SimGus / Chatette

A powerful dataset generator for Rasa NLU, inspired by Chatito
MIT License
320 stars 56 forks source link

Incorrect entity position in rasa adapter #22

Closed hungph-dev-ict closed 5 years ago

hungph-dev-ict commented 5 years ago

{ "entities": [ { "end": 112, "entity": "bot_job", "start": 93, "value": "sứ mệnh như thế nào" } ], "intent": "ask_for_bot_job", "text": "xếp sứ mệnh như thế nào" },

The 1.6.0 version and I are having the error of generating the wrong locations of entities in the sentence, above is an example. Please check again! Thank you

SimGus commented 5 years ago

I cannot reproduce this bug, I get the following output:

{
    "entities": [
      {
        "end": 23, 
        "entity": "slot", 
        "start": 4, 
        "value": "sứ mệnh như thế nào"
      }
    ], 
    "intent": "intent", 
    "text": "xếp sứ mệnh như thế nào"
}

Are you using a different file encoding than UTF-8? (this is likely the case if you're using Windows.) If your file has a different file encoding, try changing it to UTF-8. Chatette should always work well with Unicode files.

If this is not an encoding problem, could you provide the template you used to get this output please?

devdeca commented 5 years ago

I'm having the same problem, the file encode is us-ascii.

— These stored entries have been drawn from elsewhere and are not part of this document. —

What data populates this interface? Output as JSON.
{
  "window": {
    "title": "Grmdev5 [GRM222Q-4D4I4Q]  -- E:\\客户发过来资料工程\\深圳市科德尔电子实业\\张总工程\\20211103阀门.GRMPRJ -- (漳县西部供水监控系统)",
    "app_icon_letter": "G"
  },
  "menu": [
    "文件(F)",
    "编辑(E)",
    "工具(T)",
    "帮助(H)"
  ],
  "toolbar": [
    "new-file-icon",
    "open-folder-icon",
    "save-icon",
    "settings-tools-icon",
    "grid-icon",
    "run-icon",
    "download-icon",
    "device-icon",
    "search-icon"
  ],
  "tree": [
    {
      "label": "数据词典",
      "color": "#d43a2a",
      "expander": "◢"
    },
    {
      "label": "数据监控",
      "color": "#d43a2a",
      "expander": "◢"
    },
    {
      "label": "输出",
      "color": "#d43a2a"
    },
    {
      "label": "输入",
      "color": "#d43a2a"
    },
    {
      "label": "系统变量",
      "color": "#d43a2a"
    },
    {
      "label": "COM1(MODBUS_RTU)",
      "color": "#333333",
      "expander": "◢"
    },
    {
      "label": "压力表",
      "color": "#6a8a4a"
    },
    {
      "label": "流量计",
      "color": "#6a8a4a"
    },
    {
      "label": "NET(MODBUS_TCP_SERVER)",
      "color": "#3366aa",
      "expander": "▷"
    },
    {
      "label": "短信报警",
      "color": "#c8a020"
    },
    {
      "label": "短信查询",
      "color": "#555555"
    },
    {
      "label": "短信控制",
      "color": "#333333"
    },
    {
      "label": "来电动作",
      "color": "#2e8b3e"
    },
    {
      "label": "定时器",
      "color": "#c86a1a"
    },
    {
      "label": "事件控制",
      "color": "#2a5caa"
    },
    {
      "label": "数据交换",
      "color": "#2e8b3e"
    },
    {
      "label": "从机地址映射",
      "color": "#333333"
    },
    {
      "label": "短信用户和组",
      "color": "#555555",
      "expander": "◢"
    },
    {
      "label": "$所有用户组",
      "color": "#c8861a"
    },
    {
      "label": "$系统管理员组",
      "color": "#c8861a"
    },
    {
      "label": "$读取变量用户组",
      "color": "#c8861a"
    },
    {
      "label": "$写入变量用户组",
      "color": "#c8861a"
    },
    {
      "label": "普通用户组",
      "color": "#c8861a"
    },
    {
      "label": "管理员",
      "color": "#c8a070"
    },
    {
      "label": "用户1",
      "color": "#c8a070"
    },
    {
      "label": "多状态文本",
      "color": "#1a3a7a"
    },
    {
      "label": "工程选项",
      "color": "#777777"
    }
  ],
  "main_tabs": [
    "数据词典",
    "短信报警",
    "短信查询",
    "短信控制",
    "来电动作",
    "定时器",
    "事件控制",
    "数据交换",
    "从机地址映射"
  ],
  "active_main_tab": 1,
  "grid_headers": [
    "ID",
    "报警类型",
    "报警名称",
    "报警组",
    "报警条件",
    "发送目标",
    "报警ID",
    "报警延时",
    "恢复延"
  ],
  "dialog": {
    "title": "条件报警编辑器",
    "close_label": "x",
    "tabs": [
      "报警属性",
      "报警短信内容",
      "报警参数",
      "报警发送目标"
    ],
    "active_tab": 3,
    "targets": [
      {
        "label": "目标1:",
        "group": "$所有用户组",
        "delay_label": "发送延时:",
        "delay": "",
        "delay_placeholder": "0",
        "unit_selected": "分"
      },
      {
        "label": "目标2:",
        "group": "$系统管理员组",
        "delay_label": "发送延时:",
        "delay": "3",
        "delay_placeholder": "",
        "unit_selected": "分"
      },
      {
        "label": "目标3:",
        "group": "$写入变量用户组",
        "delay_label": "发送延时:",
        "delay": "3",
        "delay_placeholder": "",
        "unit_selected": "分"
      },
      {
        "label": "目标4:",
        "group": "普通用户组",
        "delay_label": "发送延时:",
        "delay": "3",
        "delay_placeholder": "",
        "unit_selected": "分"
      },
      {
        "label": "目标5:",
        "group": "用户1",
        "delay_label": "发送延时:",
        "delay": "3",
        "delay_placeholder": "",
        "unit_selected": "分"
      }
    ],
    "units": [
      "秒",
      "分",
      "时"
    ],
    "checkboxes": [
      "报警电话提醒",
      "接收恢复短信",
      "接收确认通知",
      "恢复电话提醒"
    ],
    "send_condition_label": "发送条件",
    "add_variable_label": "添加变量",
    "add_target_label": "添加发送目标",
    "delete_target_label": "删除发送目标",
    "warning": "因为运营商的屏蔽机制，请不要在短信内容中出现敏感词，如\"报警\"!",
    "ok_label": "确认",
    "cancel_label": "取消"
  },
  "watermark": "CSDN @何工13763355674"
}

It is also interesting notice that if I configure the training down to 1 or 2, the generation works out fine, but as I raised its value, the result became like showed below.

My template:

%[askPopulation]('training': '5')
    ~[greet?] ~[population] @[city]

@[city]
    new york
    tokyo

~[greet]
    hi
    hello

~[population]
    what is the population of
    how many people are there in

The output:

{
  "rasa_nlu_data": {
    "common_examples": [
      {
        "entities": [
          {
            "end": 183,
            "entity": "city",
            "start": 178,
            "value": "tokyo"
          }
        ],
        "intent": "askPopulation",
        "text": "how many people are there in tokyo"
      },
      {
        "entities": [
          {
            "end": 186,
            "entity": "city",
            "start": 178,
            "value": "new york"
          }
        ],
        "intent": "askPopulation",
        "text": "hello what is the population of new york"
      },
      {
        "entities": [
          {
            "end": 183,
            "entity": "city",
            "start": 178,
            "value": "tokyo"
          }
        ],
        "intent": "askPopulation",
        "text": "what is the population of tokyo"
      },
      {
        "entities": [
          {
            "end": 186,
            "entity": "city",
            "start": 178,
            "value": "new york"
          }
        ],
        "intent": "askPopulation",
        "text": "how many people are there in new york"
      },
      {
        "entities": [
          {
            "end": 186,
            "entity": "city",
            "start": 178,
            "value": "new york"
          }
        ],
        "intent": "askPopulation",
        "text": "what is the population of new york"
      }
    ],
    "entity_synonyms": [],
    "lookup_tables": [],
    "regex_features": []
  }
}
SimGus commented 5 years ago

There is a problem indeed. It doesn't seem related to encoding. I'll fix that as soon as I can.

Thanks for the heads up :)

SimGus commented 5 years ago

This is fixed on master branch. The fix will be present in the next release.

Cheers

SimGus commented 5 years ago

The newest version of Chatette (v1.6.1) has just been released with this bug fixed!